I rinnovati propositi si traducono in un album prodotto in collaborazione con uno stuolo di rodati producer/songwriter capaci di riportare, su un piano dance pop, i livelli di eccellenza del precedente lavoro: Ian Catt – vecchia conoscenza del trio -, Richard X – già remixer del loro primo album re-intitolato Foxbase Beta e co-autore dell’inedita Method Of Modern Love (contenuta nel best London Conversations: The Best of Saint Etienne) -, Tim Powell – al lavoro anche con Danii Minogue e Pet Shop Boys – e Nick Coler, storico membro dei KLF (ma anche co-autore e producer di hit single per Kylie Minogue, Girls Aloud, Sugababes, Alesha Dixon e Pet Shop Boys), .

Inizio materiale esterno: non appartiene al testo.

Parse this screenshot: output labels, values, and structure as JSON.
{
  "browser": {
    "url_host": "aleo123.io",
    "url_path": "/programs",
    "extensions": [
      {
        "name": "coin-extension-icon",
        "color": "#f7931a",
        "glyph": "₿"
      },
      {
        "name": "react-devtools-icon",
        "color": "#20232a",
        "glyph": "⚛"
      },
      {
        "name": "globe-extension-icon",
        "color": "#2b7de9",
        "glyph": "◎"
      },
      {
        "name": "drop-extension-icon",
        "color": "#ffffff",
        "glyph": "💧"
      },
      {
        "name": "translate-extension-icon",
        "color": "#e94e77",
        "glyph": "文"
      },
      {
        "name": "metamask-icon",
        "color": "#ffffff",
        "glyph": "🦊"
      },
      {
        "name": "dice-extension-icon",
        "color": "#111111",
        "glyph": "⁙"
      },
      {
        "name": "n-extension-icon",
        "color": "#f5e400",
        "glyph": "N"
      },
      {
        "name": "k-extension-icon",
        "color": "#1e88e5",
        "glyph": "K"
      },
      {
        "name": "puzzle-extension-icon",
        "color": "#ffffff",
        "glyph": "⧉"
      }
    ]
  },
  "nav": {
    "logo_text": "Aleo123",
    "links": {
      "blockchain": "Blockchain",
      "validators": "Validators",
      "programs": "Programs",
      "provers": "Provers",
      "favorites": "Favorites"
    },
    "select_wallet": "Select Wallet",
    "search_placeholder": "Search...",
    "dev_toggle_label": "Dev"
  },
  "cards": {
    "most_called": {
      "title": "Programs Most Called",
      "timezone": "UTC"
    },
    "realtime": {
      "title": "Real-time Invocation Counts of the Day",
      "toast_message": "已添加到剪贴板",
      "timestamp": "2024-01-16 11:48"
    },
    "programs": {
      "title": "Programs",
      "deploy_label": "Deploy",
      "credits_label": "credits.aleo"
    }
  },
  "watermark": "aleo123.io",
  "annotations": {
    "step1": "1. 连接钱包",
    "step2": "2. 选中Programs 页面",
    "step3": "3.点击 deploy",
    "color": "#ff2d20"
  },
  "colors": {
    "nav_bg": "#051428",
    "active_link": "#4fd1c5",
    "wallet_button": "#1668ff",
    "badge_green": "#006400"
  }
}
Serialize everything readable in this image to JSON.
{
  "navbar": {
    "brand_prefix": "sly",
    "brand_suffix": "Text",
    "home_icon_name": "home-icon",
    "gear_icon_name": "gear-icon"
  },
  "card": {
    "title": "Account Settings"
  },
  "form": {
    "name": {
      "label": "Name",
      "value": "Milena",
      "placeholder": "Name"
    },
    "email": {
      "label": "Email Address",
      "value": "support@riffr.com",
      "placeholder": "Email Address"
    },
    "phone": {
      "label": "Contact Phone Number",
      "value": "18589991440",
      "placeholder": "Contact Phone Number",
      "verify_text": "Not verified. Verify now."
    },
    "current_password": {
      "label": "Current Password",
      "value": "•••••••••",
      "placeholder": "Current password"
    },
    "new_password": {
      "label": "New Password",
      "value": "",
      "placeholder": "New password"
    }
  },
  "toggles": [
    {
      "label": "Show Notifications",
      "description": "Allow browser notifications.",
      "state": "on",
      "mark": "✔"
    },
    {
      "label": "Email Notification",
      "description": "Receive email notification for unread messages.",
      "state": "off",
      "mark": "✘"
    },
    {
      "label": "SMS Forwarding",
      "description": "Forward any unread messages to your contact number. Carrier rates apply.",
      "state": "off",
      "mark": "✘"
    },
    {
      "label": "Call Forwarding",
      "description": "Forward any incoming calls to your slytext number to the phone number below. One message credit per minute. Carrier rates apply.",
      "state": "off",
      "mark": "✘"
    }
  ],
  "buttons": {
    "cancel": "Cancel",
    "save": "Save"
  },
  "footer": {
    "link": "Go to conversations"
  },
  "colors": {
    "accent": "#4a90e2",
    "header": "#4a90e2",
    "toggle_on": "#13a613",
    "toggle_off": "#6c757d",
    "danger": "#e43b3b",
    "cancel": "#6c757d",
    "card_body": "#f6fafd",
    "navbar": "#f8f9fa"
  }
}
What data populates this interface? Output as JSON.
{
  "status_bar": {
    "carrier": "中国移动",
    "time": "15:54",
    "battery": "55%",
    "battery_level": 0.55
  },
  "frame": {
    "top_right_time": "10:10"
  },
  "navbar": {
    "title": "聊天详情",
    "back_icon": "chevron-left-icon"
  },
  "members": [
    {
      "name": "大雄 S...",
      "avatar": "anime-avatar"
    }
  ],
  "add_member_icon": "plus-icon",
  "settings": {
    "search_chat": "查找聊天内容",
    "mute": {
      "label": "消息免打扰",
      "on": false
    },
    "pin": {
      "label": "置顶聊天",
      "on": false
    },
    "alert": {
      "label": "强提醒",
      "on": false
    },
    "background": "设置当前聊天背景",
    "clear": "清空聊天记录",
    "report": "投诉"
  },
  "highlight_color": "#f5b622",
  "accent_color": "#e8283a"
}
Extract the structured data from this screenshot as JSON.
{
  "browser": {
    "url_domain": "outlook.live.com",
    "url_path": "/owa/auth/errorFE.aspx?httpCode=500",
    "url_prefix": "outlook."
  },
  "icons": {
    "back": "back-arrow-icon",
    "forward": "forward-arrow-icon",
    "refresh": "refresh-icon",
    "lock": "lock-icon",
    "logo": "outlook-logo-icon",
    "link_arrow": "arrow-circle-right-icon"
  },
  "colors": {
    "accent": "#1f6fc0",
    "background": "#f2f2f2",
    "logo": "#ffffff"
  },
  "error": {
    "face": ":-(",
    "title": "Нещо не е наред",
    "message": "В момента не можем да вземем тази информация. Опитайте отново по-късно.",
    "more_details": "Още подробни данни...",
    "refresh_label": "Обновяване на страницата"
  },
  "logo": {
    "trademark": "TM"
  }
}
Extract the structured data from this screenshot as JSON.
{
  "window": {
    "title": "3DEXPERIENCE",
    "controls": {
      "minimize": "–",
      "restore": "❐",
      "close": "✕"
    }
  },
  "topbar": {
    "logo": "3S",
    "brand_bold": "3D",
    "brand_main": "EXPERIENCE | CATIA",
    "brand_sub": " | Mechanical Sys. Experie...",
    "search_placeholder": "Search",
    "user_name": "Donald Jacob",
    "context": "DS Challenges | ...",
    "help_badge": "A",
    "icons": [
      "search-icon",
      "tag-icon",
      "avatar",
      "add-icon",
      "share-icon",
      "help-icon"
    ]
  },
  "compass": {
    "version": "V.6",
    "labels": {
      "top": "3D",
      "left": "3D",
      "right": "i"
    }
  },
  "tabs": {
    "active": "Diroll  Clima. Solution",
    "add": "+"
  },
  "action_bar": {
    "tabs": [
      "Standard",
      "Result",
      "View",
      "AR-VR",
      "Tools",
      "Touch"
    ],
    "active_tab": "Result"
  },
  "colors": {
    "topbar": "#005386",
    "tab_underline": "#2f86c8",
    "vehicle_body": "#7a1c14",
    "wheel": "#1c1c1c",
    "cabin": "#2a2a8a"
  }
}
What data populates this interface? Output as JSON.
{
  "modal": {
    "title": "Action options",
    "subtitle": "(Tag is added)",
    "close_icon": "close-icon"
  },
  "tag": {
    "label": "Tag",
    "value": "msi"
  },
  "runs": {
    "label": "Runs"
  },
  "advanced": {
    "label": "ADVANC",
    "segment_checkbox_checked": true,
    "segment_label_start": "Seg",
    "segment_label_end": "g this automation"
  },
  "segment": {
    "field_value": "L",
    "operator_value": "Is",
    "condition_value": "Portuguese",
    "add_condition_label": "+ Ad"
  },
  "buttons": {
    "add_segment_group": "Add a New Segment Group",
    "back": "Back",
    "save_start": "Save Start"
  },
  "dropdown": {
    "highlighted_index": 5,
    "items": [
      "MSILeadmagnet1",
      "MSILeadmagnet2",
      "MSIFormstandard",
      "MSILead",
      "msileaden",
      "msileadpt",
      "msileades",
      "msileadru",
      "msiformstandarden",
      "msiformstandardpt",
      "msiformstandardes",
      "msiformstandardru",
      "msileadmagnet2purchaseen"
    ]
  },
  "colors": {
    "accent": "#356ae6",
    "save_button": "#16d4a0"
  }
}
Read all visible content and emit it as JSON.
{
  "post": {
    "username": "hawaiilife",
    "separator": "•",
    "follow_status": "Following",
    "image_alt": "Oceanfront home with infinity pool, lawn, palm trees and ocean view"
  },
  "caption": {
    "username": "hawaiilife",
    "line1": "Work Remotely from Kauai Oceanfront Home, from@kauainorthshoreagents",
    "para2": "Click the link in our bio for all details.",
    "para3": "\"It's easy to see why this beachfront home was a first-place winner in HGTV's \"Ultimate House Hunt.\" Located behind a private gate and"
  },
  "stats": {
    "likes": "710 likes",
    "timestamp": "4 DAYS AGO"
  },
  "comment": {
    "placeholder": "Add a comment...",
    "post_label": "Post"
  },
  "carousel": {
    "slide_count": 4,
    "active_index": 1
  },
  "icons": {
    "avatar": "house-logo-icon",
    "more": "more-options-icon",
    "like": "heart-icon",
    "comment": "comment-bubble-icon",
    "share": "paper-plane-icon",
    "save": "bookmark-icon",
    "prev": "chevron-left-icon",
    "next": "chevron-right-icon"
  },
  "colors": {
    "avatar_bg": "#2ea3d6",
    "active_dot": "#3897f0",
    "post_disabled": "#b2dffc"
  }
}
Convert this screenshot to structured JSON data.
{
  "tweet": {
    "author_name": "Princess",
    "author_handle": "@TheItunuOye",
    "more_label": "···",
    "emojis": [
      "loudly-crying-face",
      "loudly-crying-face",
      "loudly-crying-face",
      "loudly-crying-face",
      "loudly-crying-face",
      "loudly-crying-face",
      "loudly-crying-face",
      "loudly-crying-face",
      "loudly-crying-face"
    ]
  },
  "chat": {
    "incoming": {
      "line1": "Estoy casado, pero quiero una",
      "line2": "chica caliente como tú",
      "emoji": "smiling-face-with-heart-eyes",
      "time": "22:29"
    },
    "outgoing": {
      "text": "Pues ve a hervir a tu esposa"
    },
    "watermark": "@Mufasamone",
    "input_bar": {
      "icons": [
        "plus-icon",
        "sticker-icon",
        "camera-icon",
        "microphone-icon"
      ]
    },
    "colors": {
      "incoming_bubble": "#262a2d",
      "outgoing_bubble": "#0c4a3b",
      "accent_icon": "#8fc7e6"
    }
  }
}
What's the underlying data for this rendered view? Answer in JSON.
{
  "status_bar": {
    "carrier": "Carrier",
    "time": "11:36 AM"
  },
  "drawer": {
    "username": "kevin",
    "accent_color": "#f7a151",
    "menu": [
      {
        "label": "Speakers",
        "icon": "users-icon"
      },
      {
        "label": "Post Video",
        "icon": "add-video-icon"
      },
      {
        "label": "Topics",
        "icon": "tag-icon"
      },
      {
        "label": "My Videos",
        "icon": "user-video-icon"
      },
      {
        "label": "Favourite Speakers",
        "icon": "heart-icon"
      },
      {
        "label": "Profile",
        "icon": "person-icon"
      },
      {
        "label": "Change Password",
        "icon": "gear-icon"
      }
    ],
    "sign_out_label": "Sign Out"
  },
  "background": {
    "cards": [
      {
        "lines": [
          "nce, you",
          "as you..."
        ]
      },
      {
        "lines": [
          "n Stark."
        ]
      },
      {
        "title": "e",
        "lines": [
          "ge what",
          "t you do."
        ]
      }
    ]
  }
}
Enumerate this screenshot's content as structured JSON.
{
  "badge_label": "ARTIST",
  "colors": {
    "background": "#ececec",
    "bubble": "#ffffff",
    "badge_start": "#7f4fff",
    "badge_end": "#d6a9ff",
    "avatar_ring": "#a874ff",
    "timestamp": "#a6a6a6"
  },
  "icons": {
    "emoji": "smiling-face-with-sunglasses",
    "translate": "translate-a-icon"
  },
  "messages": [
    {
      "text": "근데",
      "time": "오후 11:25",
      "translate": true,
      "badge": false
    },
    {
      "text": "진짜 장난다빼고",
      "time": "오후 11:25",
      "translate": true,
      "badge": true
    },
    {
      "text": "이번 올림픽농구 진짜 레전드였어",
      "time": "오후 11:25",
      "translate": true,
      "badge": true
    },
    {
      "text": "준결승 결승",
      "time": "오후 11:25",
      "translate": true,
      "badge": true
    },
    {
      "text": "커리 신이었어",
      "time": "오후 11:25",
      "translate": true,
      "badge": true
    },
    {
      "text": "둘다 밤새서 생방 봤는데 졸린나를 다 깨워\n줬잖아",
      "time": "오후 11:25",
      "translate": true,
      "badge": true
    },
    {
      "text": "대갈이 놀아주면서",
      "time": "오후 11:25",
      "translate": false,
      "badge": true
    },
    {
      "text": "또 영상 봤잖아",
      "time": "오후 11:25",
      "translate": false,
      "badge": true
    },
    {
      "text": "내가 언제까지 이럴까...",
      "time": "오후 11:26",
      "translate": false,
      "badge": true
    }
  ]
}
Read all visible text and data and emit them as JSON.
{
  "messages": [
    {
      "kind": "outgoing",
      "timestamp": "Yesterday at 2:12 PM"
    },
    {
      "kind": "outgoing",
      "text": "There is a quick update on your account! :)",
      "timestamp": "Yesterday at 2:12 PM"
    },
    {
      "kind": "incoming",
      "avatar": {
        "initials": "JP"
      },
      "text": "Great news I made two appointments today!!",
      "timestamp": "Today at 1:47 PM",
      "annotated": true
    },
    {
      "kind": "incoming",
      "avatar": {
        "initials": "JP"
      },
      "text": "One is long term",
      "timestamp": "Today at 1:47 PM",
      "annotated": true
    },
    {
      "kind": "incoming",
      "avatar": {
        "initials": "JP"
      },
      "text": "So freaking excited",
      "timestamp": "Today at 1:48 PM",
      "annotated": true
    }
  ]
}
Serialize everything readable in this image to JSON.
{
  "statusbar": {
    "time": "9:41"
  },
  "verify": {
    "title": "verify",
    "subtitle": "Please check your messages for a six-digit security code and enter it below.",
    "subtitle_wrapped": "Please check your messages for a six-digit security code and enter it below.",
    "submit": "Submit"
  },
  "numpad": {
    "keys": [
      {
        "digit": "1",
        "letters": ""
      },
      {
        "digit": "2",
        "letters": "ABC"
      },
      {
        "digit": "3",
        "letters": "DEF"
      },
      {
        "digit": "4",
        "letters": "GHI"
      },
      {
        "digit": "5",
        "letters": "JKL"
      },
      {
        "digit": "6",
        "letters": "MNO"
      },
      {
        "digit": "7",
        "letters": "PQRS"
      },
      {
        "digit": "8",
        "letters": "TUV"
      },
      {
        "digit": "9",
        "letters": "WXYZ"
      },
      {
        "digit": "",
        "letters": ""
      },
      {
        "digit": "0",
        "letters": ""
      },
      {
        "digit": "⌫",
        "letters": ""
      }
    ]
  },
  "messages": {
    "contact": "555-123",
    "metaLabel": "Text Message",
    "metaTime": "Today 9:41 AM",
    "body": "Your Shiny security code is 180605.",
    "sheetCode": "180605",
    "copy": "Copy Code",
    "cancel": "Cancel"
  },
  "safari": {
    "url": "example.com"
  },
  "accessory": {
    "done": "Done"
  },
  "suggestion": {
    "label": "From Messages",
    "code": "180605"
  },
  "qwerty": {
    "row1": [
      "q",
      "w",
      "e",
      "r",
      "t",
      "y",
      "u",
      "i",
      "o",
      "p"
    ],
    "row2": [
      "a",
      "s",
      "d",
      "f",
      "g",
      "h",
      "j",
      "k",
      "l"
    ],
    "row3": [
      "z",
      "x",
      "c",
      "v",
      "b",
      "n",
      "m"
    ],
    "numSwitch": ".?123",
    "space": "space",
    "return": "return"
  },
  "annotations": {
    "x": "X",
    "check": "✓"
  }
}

Lontani dalla pasta pop-rock e i sofisticati arrangiamenti beachboysiani con i quali li avevamo lasciati nel 2005, i nuovi St. Etienne continuano il discorso sintetico intrapreso nel 2009 con Richard X e nel solco della miglior Minogue (con la quale la maggior parte dello staff qui coinvolto ha avuto a che fare). Il filo rosso è il sunto massimo del pop sintetico made in england: dialoghi a distanza con New Order (Dj, Popular), Pet Shop Boys (When I Was 17) e tutto il portato della cosa, ovvero eurodisco (I’ve Got Your Music, Last Days Of Disco), sponde house (Heading For The Fair) e una puntata di rilassato infuso disco (Last Days Of Disco). E’ quanto basta per mettere nell’angolo l’intera l’infornata di superstar in ansia da gioventù – da Madonna a Kyle Minogue compresa – con una tracklist solidissima, completata da buoni ganci 60s pop di lungo corso (Haunted Jukebox) e aperta idealmente dall’algido e purissimo singolo Tonight (co-scritto e prodotto con Powell).
"This could be my life this could save my life / I can hardly wait / Maybe they'll open with an album track / Or a top five hit no turning back". In più di vent’anni, mai un fallimento per Bob Stanley, Pete Wiggs e Sarah Cracknell. Tra i migliori autori pop della loro generazione.